Romeries is a village approximately 16 kilometres south of Valenciennes and 4 kilometres north-east of Solemes. The Communal Cemetery is on the west side of the village on the north side of the road to Solemes.
Part of the II Corps retired through this area during the Retreat from Mons in August 1914, and in October 1918, Commonwealth forces returned during the Advance to Victory.
Briastre was captured on 10 October 1918, Belle Vue Farm on 20 October, Romeries itself and Beaudignies on 23 October and Englefontaine on 26 October. The Battle of the Sambre, the last great action of the war, carried the front forward into Belgium and ended with the Armistice. Romeries Communal Cemetery Extension is one of the burial grounds of those who died between these dates.
The original extension is Plot I, made by the 3rd and New Zealand Divisions, and containing 128 graves.
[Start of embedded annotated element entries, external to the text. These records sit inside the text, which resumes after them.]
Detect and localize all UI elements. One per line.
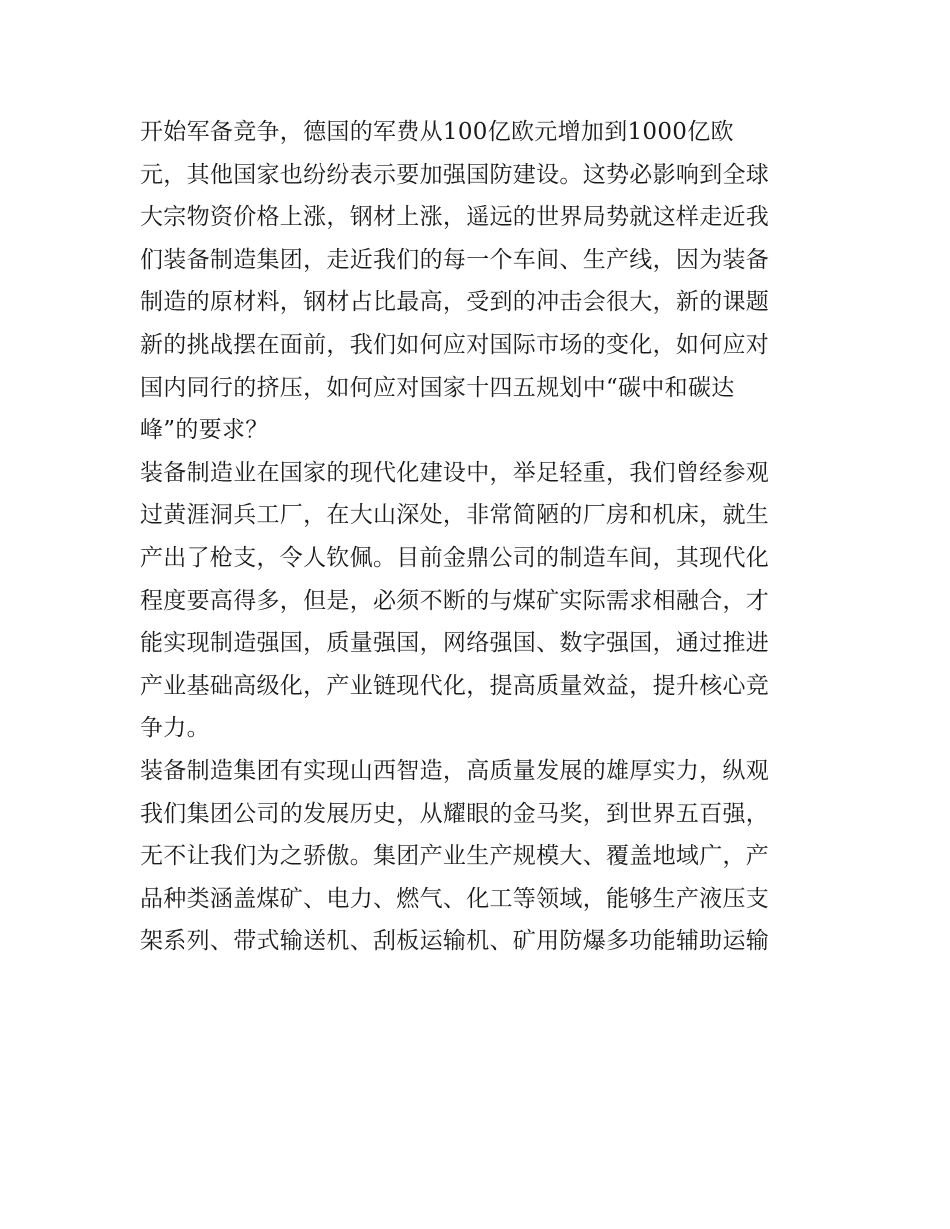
text-line: 新的挑战摆在面前，我们如何应对国际市场的变化，如何应对 (140, 331, 770, 358)
text-line: 制造的原材料，钢材占比最高，受到的冲击会很大，新的课题 (140, 289, 770, 316)
text-line: 架系列、带式输送机、刮板运输机、矿用防爆多功能辅助运输 (140, 928, 770, 955)
text-line: 们装备制造集团，走近我们的每一个车间、生产线，因为装备 (140, 246, 770, 273)
body-text (140, 111, 820, 963)
text-line: 国内同行的挤压，如何应对国家十四五规划中“碳中和碳达 (140, 374, 735, 401)
text-line: 争力。 (140, 715, 210, 742)
text-line: 能实现制造强国，质量强国，网络强国、数字强国，通过推进 (140, 630, 770, 657)
text-line: 元，其他国家也纷纷表示要加强国防建设。这势必影响到全球 (140, 161, 770, 188)
text-line: 峰”的要求？ (140, 417, 269, 444)
text-line: 开始军备竞争，德国的军费从100亿欧元增加到1000亿欧 (140, 119, 734, 145)
text-line: 装备制造业在国家的现代化建设中，举足轻重，我们曾经参观 (140, 459, 770, 486)
text-line: 装备制造集团有实现山西智造，高质量发展的雄厚实力，纵观 (140, 757, 770, 784)
text-line: 无不让我们为之骄傲。集团产业生产规模大、覆盖地域广，产 (140, 843, 770, 870)
text-line: 产业基础高级化，产业链现代化，提高质量效益，提升核心竞 (140, 672, 770, 699)
text-line: 过黄涯洞兵工厂，在大山深处，非常简陋的厂房和机床，就生 (140, 502, 770, 529)
text-line: 我们集团公司的发展历史，从耀眼的金马奖，到世界五百强， (140, 800, 770, 827)
text-line: 大宗物资价格上涨，钢材上涨，遥远的世界局势就这样走近我 (140, 204, 770, 231)
text-line: 品种类涵盖煤矿、电力、燃气、化工等领域，能够生产液压支 (140, 885, 770, 912)
text-line: 程度要高得多，但是，必须不断的与煤矿实际需求相融合，才 (140, 587, 770, 614)
text-line: 产出了枪支，令人钦佩。目前金鼎公司的制造车间，其现代化 (140, 544, 770, 571)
The remaining plots were made after the Armistice when graves were brought in from small cemeteries and isolated positions on the battlefield, including (in Plot X) a few graves of 25 August 1914.
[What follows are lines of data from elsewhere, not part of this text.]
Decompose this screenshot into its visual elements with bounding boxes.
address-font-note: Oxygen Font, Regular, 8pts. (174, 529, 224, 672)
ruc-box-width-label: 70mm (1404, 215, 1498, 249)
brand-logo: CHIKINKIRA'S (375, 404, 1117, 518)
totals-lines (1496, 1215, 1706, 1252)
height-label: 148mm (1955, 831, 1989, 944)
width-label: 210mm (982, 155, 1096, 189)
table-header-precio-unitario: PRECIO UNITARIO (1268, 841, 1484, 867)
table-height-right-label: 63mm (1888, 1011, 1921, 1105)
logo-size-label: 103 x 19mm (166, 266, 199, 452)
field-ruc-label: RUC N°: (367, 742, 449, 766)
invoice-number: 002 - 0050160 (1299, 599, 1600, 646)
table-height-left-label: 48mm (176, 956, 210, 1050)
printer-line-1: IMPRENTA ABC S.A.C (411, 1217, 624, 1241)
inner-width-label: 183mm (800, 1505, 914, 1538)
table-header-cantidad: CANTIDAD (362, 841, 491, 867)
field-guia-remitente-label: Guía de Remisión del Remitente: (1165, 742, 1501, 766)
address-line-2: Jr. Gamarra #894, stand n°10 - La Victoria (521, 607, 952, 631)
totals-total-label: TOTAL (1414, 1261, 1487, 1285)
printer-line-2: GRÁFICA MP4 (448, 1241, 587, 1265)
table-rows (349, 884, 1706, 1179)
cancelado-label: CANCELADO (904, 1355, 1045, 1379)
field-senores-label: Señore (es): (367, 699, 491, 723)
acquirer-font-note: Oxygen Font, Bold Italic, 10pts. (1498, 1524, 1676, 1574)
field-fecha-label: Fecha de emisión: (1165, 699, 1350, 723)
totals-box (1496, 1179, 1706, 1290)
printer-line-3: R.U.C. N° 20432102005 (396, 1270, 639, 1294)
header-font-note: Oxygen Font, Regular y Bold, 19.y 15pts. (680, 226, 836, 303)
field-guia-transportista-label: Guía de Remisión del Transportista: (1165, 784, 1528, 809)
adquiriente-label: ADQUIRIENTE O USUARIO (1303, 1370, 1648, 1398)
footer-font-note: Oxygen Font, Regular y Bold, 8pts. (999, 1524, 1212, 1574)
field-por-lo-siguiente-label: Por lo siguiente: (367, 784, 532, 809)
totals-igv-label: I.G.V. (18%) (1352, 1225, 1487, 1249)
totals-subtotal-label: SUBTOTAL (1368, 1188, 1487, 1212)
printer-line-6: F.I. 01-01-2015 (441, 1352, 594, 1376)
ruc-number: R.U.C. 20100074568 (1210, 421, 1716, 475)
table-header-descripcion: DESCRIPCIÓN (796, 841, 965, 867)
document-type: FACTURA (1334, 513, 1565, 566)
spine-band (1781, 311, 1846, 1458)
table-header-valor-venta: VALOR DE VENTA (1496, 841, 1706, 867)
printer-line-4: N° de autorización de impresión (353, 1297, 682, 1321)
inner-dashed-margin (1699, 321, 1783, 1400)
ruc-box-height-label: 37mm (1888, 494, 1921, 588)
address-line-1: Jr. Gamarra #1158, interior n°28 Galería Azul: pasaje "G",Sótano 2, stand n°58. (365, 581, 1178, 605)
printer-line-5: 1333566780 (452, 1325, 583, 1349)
Of the larger sites concentrated here:-
BRIASTRE-SOLESMES ROAD MILITARY CEMETERY, BRIASTRE (Nord), was used by the 37th Division and the 1st Wellington Regiment (New Zealand) from the 11th to the 16th October, 1918. It contained the graves of 25 soldiers from the United Kingdom (12 of the 4th Middlesex) and 11 from New Zealand. It was about half a mile South-East of Briastre, across the Selle.
BRIASTRE CHURCHYARD contained the grave of one New Zealand soldier.
BELLE VUE FARM CEMETERY, BRIASTRE, was 200 yards South of the Farm, which was almost immediately East of Briastre, across the Selle. It contained the graves of 16 soldiers of the 4th Middlesex who fell on the 10th October.
BEAUDIGNIES CHURCHYARD (Nord) contained the graves of five New Zealand soldiers who fell on the 4th November.
ENGLEFONTAINE GERMAN CEMETERY contained the graves of three soldiers from the United Kingdom who fell on the 26th and 27th October.
GRAND GAY FARM CEMETERY, LOUVIGNIES-QUESNOY (Nord), was nearly a mile South of Louvignies. There were buried in it 37 soldiers from the United Kingdom, 24 of whom belonged to the 9th Duke of Wellington's.
SALESCHES CHURCHYARD (Nord) contained the graves of three soldiers from the United Kingdom who fell on the 25th and 29th October.
ST. PYTHON COMMUNAL CEMETERY EXTENSION was made by the 2nd Division. It contained the graves of 23 soldiers from the United Kingdom, two from New Zealand, and one from Canada, who fell between the 27th October and the 8th November.
There are now 832 burials and commemorations of the First World War in the extension. 129 of the burials are unidentified but there are special memorials to 15 casualties believed to be buried among them.
The extension was designed by Charles Holden.